3. Bar Italia (Track 12)
Whenever I’ve been asked about my favorite final track of any album, ever, this is my go-to. It has such a pleasant air to it without being too airy or vacuous. It’s basically about the horrid circumstances of a hedonistic lifestyle, and that no matter how close to the bottom we come, things are going to be alright. Considering how that’s the note that Pulp leaves you with to end the record, Different Class leaves you smiling unlike anything to come out of Britain in this era, even Supergrass’ early stuff. And Supergrass’ early stuff makes me incredibly happy, no lie.
2. Disco 2000 (Track 5)
This is probably the best pop single that Jarvis has ever written. Two star-crossed lovers, dealing with the reality that they aren’t meant for each other after all of these years, face some facts. That’s the sense I get from this song. That line toward the end “you can even bring your baby” gives you that piece of mind. All I know is that musically it rocks and moves you more than pretty much anything on here other than…
1. Underwear (Track 10)
Lyrically subversive, like most of Jarvis’ writing style, but musically a grand slam. I can’t really put my finger on what I like so much about this song, and why whenever I hear the opening chords and march of “Mis-Shapes,” I’m looking forward to hearing “Underwear.” Even just the title of the song has a certain campy value to it, but the words and exceptionally produced music here are all business. I think that this song, kind of like “Pencil Skirt” sounds exactly like a beautifully directed film noir scene looks. Does that make sense? Maybe a little?

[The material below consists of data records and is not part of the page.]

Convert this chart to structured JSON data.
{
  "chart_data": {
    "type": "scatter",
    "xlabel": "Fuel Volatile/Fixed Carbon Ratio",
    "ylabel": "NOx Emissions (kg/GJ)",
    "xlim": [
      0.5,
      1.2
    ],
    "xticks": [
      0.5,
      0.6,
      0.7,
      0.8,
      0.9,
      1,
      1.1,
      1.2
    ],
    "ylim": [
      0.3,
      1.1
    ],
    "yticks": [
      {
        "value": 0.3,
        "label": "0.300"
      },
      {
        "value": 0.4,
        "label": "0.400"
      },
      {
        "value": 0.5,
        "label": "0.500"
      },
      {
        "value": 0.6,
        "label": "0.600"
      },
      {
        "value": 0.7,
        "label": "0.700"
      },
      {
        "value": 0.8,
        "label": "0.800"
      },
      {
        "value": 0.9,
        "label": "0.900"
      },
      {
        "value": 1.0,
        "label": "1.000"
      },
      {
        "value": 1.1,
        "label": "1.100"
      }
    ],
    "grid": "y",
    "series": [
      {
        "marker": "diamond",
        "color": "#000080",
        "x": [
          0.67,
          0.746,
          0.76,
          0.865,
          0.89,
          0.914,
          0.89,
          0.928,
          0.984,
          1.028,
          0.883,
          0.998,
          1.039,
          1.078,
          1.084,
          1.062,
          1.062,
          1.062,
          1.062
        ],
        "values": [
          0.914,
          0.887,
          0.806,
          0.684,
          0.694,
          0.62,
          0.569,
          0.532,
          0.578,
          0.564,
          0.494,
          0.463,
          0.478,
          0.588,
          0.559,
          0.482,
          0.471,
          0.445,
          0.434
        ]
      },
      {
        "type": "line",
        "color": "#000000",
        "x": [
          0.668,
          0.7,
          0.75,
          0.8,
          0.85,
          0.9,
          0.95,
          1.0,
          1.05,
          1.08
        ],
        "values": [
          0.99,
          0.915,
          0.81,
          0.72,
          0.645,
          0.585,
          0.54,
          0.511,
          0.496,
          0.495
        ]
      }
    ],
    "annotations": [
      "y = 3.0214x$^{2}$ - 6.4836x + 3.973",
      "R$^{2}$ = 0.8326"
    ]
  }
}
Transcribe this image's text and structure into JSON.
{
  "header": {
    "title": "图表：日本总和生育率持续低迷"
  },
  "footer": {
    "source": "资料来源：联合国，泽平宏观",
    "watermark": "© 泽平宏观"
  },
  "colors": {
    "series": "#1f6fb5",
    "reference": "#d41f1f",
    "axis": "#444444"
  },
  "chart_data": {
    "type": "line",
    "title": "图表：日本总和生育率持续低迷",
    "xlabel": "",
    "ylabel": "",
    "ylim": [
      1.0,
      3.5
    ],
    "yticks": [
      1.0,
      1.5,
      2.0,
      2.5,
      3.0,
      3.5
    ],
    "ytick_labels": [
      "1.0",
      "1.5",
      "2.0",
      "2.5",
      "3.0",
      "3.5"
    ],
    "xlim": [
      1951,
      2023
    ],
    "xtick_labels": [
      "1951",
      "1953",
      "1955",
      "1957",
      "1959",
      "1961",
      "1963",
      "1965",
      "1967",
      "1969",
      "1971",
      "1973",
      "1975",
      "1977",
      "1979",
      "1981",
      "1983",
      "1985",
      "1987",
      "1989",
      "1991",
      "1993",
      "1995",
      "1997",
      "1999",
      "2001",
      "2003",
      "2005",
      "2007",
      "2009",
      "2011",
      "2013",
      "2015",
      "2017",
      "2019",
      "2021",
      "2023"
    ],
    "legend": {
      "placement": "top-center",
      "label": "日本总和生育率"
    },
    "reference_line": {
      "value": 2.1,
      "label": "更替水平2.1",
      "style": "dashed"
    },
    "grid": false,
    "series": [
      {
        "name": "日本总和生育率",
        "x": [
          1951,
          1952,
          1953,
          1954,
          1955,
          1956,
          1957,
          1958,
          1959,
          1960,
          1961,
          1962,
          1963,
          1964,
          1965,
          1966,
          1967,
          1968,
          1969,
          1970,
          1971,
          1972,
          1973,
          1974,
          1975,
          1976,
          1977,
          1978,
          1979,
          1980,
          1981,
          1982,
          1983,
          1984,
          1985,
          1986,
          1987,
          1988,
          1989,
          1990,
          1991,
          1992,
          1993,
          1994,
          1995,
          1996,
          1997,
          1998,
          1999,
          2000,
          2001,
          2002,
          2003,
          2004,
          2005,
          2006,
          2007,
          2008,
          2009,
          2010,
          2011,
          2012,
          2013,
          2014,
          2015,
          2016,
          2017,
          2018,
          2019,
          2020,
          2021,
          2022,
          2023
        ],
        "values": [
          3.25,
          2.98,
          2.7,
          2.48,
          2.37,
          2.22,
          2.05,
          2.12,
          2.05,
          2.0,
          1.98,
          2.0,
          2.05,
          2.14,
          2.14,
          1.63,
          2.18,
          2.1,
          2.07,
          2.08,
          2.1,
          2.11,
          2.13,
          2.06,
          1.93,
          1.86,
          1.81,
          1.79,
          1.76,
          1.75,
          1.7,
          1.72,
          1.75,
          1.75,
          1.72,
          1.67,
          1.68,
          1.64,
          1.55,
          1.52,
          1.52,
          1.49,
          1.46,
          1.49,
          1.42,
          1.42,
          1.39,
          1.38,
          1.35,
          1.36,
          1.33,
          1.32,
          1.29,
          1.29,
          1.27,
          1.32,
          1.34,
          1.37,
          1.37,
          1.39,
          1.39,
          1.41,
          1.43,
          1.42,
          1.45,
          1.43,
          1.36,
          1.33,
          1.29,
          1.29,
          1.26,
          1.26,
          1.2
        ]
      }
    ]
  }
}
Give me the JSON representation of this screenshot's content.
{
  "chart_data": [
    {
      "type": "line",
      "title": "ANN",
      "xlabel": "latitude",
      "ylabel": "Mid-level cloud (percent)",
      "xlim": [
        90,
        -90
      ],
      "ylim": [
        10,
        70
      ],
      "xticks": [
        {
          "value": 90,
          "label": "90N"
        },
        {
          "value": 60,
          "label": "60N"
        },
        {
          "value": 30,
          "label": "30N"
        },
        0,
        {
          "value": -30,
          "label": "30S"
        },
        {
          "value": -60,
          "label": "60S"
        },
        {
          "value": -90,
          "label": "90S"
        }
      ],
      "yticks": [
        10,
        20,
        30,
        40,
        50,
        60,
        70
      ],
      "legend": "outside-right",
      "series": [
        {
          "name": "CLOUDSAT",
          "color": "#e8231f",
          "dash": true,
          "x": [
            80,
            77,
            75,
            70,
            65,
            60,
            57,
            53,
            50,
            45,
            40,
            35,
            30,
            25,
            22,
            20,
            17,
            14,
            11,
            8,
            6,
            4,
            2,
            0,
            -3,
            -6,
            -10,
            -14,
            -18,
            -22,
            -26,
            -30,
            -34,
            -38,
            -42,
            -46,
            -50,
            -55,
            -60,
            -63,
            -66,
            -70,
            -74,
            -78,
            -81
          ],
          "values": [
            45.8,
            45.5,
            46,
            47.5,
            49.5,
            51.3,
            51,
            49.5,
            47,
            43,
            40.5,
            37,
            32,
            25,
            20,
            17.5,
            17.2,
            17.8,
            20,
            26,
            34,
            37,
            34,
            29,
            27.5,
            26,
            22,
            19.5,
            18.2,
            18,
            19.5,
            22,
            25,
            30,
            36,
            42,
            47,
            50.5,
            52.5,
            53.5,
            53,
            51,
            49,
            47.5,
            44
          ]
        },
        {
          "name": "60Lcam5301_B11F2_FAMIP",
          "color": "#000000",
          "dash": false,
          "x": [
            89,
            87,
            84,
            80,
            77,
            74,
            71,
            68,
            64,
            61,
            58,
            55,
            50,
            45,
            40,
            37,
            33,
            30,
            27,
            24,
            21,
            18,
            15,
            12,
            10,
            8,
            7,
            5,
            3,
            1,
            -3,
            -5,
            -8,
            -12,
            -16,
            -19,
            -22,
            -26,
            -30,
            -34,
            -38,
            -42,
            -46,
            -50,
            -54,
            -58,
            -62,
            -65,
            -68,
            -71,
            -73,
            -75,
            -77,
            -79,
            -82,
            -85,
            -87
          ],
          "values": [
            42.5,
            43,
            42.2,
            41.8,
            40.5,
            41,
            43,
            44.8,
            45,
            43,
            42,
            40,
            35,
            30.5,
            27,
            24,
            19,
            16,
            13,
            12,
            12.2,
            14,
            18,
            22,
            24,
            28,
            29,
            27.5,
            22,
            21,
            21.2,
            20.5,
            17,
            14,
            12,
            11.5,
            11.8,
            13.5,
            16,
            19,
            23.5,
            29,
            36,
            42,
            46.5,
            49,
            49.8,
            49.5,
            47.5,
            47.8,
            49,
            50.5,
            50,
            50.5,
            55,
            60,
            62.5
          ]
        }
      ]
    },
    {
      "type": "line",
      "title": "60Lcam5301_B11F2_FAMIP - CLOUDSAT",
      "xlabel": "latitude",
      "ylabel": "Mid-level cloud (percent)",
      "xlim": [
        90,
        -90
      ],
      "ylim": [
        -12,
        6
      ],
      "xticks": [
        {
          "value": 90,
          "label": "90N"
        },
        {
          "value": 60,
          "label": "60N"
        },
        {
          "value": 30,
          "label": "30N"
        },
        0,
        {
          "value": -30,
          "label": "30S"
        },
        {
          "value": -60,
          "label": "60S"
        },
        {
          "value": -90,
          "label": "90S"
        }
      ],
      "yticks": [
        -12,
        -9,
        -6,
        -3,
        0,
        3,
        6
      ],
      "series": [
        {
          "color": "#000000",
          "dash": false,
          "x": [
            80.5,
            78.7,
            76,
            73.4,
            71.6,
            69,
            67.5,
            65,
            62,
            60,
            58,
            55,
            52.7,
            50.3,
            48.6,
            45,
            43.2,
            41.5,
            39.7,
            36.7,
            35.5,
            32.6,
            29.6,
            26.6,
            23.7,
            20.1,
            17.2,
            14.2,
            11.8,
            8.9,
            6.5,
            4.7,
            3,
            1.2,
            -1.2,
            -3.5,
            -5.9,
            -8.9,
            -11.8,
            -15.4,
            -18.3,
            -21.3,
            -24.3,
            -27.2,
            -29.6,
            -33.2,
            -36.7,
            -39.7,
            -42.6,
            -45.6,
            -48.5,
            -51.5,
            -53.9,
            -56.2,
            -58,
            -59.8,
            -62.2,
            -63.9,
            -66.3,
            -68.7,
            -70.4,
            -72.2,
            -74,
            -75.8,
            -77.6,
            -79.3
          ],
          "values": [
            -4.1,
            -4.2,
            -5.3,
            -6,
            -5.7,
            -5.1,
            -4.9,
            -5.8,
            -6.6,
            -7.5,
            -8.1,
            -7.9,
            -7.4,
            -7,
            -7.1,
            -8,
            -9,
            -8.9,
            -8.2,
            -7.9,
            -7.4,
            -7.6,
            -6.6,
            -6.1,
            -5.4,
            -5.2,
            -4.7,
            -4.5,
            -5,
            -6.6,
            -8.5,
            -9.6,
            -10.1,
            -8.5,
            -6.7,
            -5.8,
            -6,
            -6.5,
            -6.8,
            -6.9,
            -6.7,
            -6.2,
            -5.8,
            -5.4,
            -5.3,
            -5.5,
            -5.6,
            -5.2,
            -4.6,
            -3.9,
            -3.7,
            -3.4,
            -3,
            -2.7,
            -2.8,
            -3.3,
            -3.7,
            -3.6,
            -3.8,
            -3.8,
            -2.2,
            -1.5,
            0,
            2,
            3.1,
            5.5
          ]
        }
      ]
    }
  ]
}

If Jarvis Cocker somehow finds and reads this, I’m willing to accept the consequences for butchering the meaning of his lyrics on almost every song (probably). Is it disrespectful to Michael Jackson’s memory to put a giant post up praising the work of the one man who was ever willing to publicly knock MJ down a couple of pegs (other than Michael himself?) Nah. I just really like this record, like millions of others.